Un mal igualmente pernicioso para la humanidad, que atenta contra su organización económica, es el del proteccionismo comercial en las economías más avanzadas. Éste amplifica y retroalimenta la agresión cultural contra los inmigrantes pobres en las naciones opulentas, y puede causar un colapso del comercio internacional. En esas circunstancias, salir de la recesión sería un proceso larguísimo.
Ya se puede observar en el paisaje político la inclinación a levantar barreras comerciales en Estados Unidos y Europa, con la previsible reacción de los asiáticos, ya de por sí amigos de desestimular las importaciones. En esa escena, las naciones ricas se producirán heridas mutuas; y las naciones pobres con algún grado de apertura comercial efectiva se volverán aún más pobres. Para que la sensatez se imponga y la espiral proteccionista se detenga, se necesita una alta dosis de liderazgo cultural y político. Temo que, a pesar de todas las expectativas, este liderazgo no vendrá por el lado del Presidente Obama ni de las mayorías del congreso de Estados Unidos, que ahora están muy entretenidas haciendo fiestas proteccionistas con el gigantesco programa diseñado para reactivar la demanda.

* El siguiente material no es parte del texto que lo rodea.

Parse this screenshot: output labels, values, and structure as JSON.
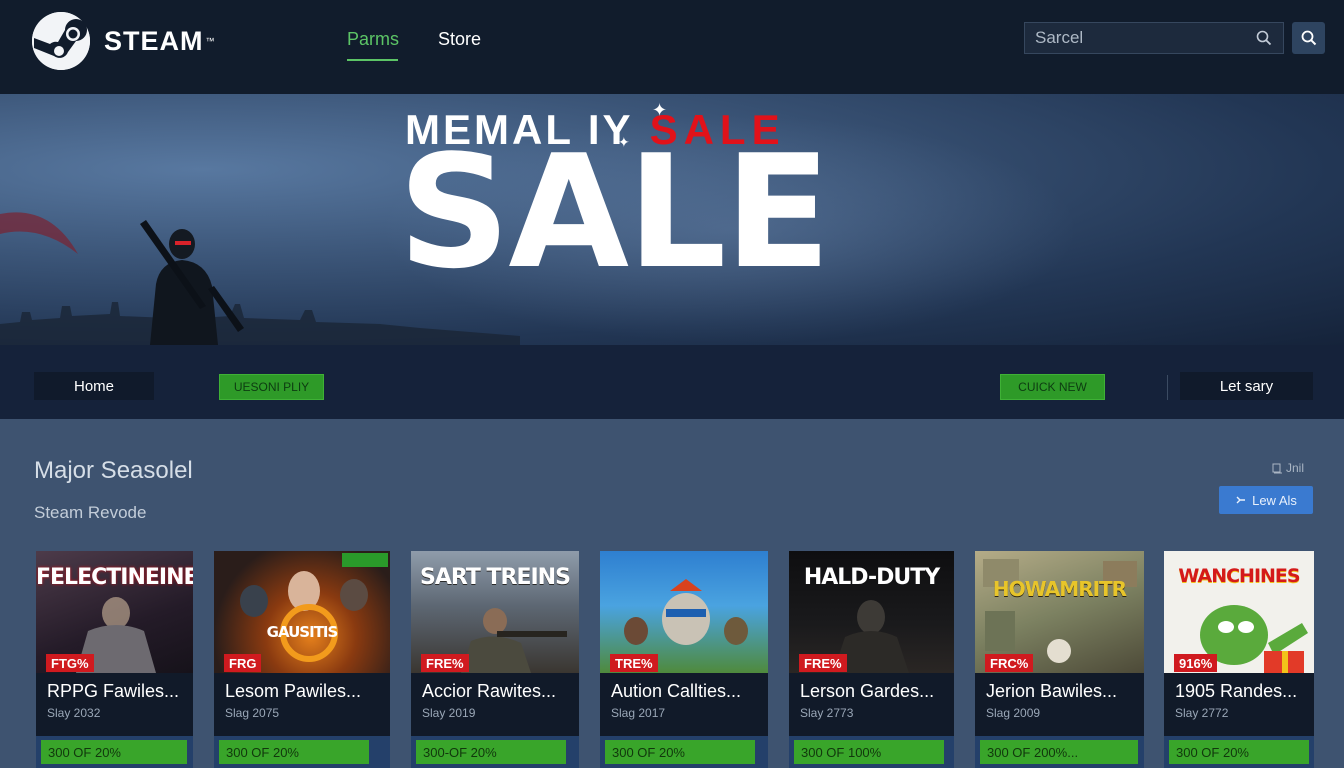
{
  "header": {
    "brand": "STEAM",
    "brand_tm": "™",
    "nav": [
      {
        "label": "Parms",
        "active": true
      },
      {
        "label": "Store",
        "active": false
      }
    ],
    "search": {
      "placeholder": "Sarcel"
    }
  },
  "hero": {
    "line1_white": "MEMAL",
    "line1_mid": "IY",
    "line1_red": "SALE",
    "big_text": "SALE"
  },
  "subnav": {
    "home": "Home",
    "green_1": "UESONI PLIY",
    "green_2": "CUICK NEW",
    "latest": "Let sary"
  },
  "section": {
    "title": "Major Seasolel",
    "subtitle": "Steam Revode",
    "mini_link": "Jnil",
    "view_all": "Lew Als"
  },
  "cards": [
    {
      "art_title": "FELECTINEINE",
      "badge": "FTG%",
      "title": "RPPG Fawiles...",
      "date": "Slay 2032",
      "price": "300 OF 20%"
    },
    {
      "art_title": "GAUSITIS",
      "badge": "FRG",
      "title": "Lesom Pawiles...",
      "date": "Slag 2075",
      "price": "300 OF 20%"
    },
    {
      "art_title": "SART TREINS",
      "badge": "FRE%",
      "title": "Accior Rawites...",
      "date": "Slay 2019",
      "price": "300-OF 20%"
    },
    {
      "art_title": "",
      "badge": "TRE%",
      "title": "Aution Callties...",
      "date": "Slag 2017",
      "price": "300 OF 20%"
    },
    {
      "art_title": "HALD-DUTY",
      "badge": "FRE%",
      "title": "Lerson Gardes...",
      "date": "Slay 2773",
      "price": "300 OF 100%"
    },
    {
      "art_title": "HOWAMRITR",
      "badge": "FRC%",
      "title": "Jerion Bawiles...",
      "date": "Slag 2009",
      "price": "300 OF 200%..."
    },
    {
      "art_title": "WANCHINES",
      "badge": "916%",
      "title": "1905 Randes...",
      "date": "Slay 2772",
      "price": "300 OF 20%"
    }
  ],
  "colors": {
    "header_bg": "#111c2c",
    "accent_green": "#5cc466",
    "sale_red": "#e1121a",
    "button_blue": "#3a7ad0",
    "price_green": "#39a52a"
  }
}
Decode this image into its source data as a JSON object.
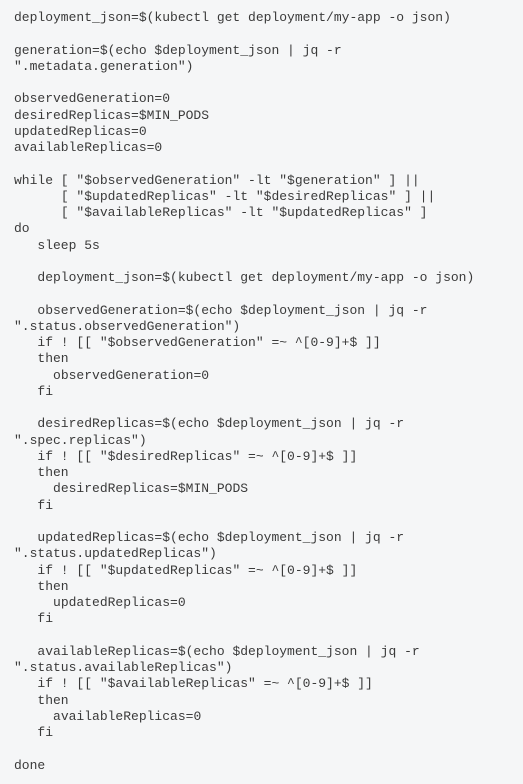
{
  "code": {
    "lines": [
      "deployment_json=$(kubectl get deployment/my-app -o json)",
      "",
      "generation=$(echo $deployment_json | jq -r \".metadata.generation\")",
      "",
      "observedGeneration=0",
      "desiredReplicas=$MIN_PODS",
      "updatedReplicas=0",
      "availableReplicas=0",
      "",
      "while [ \"$observedGeneration\" -lt \"$generation\" ] ||",
      "      [ \"$updatedReplicas\" -lt \"$desiredReplicas\" ] ||",
      "      [ \"$availableReplicas\" -lt \"$updatedReplicas\" ]",
      "do",
      "   sleep 5s",
      "",
      "   deployment_json=$(kubectl get deployment/my-app -o json)",
      "",
      "   observedGeneration=$(echo $deployment_json | jq -r \".status.observedGeneration\")",
      "   if ! [[ \"$observedGeneration\" =~ ^[0-9]+$ ]]",
      "   then",
      "     observedGeneration=0",
      "   fi",
      "",
      "   desiredReplicas=$(echo $deployment_json | jq -r \".spec.replicas\")",
      "   if ! [[ \"$desiredReplicas\" =~ ^[0-9]+$ ]]",
      "   then",
      "     desiredReplicas=$MIN_PODS",
      "   fi",
      "",
      "   updatedReplicas=$(echo $deployment_json | jq -r \".status.updatedReplicas\")",
      "   if ! [[ \"$updatedReplicas\" =~ ^[0-9]+$ ]]",
      "   then",
      "     updatedReplicas=0",
      "   fi",
      "",
      "   availableReplicas=$(echo $deployment_json | jq -r \".status.availableReplicas\")",
      "   if ! [[ \"$availableReplicas\" =~ ^[0-9]+$ ]]",
      "   then",
      "     availableReplicas=0",
      "   fi",
      "",
      "done"
    ]
  }
}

Los planes de estímulo fiscal son ahora noticia cotidiana. Todas las economías avanzadas, y la gran mayoría de las emergentes, exhiben en sus instituciones fiscales grandes programas de gasto público para reanimar la demanda. Igualmente están en boga los programas de reducción de impuestos para, supuestamente, estimular la inversión y el consumo.
Pero ahora resulta que las medidas proteccionistas (“los puestos de trabajo para los nacionales”, la prohibición a las empresas apoyadas por el Estado de que inviertan en el extranjero, la manipulación de las tasas de cambio, la obligación de usar insumos nacionales en las obras públicas y en otros programas de inversión dentro de los planes fiscales, la limitación de las compras públicas en general para favorecer los proveedores nacionales…) son alabadas por muchas fuerzas políticas como decisiones “dolorosas pero indispensables” para que los paquetes de estímulo fiscal tengan impacto efectivo. La recesión es una condición evidente de la economía global. Ésta, para muchos políticos profesionales, es el motivo perfecto para meter micos legislativos de carácter proteccionista con los ojos puestos en los electores. Crecientemente, el nacionalismo comercial se está tomando como una posición heroica. Los economistas liberales, frente a las lecciones de hace ochenta años, hemos sido educados para respaldar la libertad comercial y rechazar el aislacionismo de los ricos. Temo que la miopía causada por la angustia del creciente desempleo y la ira de los electores está arrasando, de nuevo, con la preeminencia de esas verdades teóricas e históricas.